Uma das principais propostas no contexto atual, e mais polêmica sem dúvidas, é a reunificação da península coreana sob uma só bandeira. Para as pessoas que estão fora de uma das duas Coreias, essa solução pode parecer simples e colocar um ponto final na questão rapidamente, porém não é tão fácil assim de se resolver. Começando pelo Norte, não sabemos a opinião da população a respeito desse assunto, justamente porque a opinião dos mesmos não interessa (ao menos nesse aspecto) ao governo norte-coreano. É nítido que não estão dispostos a ceder para concretizar a unificação, sendo uma divergência total do que Kim Il-sung pregava. O generalíssimo (apelido de Kim Il-sung na Coréia do Norte) já pensava sobre a unificação desde 1972, quando publicou os três princípios para a unificação da península, e posteriormente mais dez pontos sobre como deveria se pautar a união dos países. De modo resumido, ele pregava uma reunificação pacífica, independente, neutra e aberta a todos. Não notamos esforços hoje para cumprir esse desejo de Kim Il-sung.
Em contrapartida, dentro da Coreia do Sul, o sentimento cada vez mais se torna ambíguo. Pesquisas recentes indicam que ainda há presente um desejo de reunificação, porém cada vez mais está diminuindo. O Institute for Peace and Unification Studies (IPUS) é uma organização que se localiza em Seoul, capital da Coreia do Sul. Este instituto constatou em uma pesquisa feita no ano de 2021 a qual o resultado diz que apenas 44,6% da população acredita que as Coreias têm que se unirem novamente. Esta porcentagem é a menor desde o início da pesquisa, em 2007. Esta tendencia dá-se pelo fato de os jovens não verem benefícios nesta unificação, pelo contrário, traria muito prejuízo ao país e ameaçaria os empregos dos sul-coreanos.

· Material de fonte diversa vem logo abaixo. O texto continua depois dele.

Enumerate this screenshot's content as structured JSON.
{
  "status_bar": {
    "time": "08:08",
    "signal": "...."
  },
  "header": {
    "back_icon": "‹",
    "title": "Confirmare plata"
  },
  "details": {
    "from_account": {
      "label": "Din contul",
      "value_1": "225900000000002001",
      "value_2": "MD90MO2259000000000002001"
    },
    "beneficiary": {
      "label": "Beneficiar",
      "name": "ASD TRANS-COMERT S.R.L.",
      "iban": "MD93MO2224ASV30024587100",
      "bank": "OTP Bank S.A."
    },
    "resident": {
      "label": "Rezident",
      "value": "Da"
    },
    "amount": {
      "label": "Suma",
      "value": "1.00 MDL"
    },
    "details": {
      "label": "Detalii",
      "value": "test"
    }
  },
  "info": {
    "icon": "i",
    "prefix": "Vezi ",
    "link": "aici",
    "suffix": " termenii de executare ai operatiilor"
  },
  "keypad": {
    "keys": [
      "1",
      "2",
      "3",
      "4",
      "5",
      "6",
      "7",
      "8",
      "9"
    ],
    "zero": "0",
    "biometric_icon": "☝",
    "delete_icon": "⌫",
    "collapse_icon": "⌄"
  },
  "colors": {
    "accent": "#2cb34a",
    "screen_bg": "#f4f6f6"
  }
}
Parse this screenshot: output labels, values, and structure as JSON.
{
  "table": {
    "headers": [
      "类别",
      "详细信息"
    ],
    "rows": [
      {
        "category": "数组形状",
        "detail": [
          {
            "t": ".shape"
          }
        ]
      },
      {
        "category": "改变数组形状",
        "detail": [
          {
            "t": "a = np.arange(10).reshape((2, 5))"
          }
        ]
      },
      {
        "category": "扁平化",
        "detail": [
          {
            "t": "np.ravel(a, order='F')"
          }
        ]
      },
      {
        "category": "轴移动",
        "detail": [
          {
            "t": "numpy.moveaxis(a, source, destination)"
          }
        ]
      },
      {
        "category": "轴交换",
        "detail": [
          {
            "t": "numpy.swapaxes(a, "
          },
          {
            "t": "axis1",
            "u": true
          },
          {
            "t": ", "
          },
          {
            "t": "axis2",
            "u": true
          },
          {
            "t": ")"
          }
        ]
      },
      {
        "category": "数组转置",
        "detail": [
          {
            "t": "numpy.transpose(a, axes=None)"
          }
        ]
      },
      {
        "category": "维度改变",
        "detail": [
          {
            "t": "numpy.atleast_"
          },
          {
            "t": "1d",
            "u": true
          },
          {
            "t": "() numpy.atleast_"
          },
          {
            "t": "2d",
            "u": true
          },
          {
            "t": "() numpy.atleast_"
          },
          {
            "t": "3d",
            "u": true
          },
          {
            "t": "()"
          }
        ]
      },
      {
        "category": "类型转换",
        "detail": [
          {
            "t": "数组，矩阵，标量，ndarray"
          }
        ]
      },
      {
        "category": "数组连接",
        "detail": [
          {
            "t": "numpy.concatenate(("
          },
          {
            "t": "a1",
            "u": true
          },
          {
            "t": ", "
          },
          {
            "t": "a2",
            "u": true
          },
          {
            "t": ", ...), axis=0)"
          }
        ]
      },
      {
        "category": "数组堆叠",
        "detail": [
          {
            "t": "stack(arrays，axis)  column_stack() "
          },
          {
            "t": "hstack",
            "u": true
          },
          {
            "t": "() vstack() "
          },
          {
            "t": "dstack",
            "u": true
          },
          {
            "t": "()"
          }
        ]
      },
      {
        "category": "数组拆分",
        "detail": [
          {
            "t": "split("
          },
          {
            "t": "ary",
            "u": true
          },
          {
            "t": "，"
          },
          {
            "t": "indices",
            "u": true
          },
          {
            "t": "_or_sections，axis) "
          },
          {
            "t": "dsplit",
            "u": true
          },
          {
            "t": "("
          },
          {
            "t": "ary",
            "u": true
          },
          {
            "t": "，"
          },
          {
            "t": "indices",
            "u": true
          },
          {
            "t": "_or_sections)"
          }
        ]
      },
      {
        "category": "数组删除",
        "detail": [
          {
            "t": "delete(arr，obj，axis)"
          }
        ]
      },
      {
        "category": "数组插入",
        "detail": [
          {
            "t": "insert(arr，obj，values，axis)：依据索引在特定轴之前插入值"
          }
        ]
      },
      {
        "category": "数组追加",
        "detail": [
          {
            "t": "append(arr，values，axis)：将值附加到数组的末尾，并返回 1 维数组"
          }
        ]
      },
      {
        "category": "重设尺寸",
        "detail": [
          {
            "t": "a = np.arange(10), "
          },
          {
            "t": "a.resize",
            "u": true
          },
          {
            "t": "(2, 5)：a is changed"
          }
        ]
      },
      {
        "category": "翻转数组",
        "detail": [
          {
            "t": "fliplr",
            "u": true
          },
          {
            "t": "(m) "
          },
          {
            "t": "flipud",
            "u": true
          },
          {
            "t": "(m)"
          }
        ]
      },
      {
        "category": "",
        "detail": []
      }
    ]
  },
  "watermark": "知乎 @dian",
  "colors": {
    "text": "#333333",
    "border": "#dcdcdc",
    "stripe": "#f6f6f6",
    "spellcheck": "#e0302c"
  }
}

Como podemos notar, é uma situação muito complexa e delicada, que exige muita mobilização e boa vontade de ambas as partes. Apesar dos retrospectos levantados acima deixarem pouco provável esta unificação dos dois países, também não se pode perder totalmente a esperança. Várias reuniões, encontros e negociações entre os dois países ocorreram nos últimos anos de um modo nunca visto. Mesmo com o relutante governo norte-coreano e, de certo modo, cética população sul-coreana, é possível que esta história possa ter um final melhor do que se apresenta hoje. Não podemos esquecer que muitas famílias foram separadas pelo conflito, assim como um povo inteiro. Creio ser de vital importância que ambos os países achem uma solução, seja lá qual for, sem interferências externas (não confundindo com abandono, apenas uma observação externa). Resgatando o início do presente artigo, temos que ressaltar a justificativa e o motivo da existência do Estado, que é garantir que seu povo esteja unido. Algo muito errado se faz presente quando temos dois Estados com o mesmo nome, deturpando completamente sua primordial função que é a união e proteção de seu povo. Na península coreana, há somente um povo. E é por isso que este povo não pode aceitar uma divisão feita por pessoas que nunca nem se quer pisaram naquela terra. Os únicos possuidores do direito de decidir qual será o futuro da península, sem exceção, é o próprio povo coreano.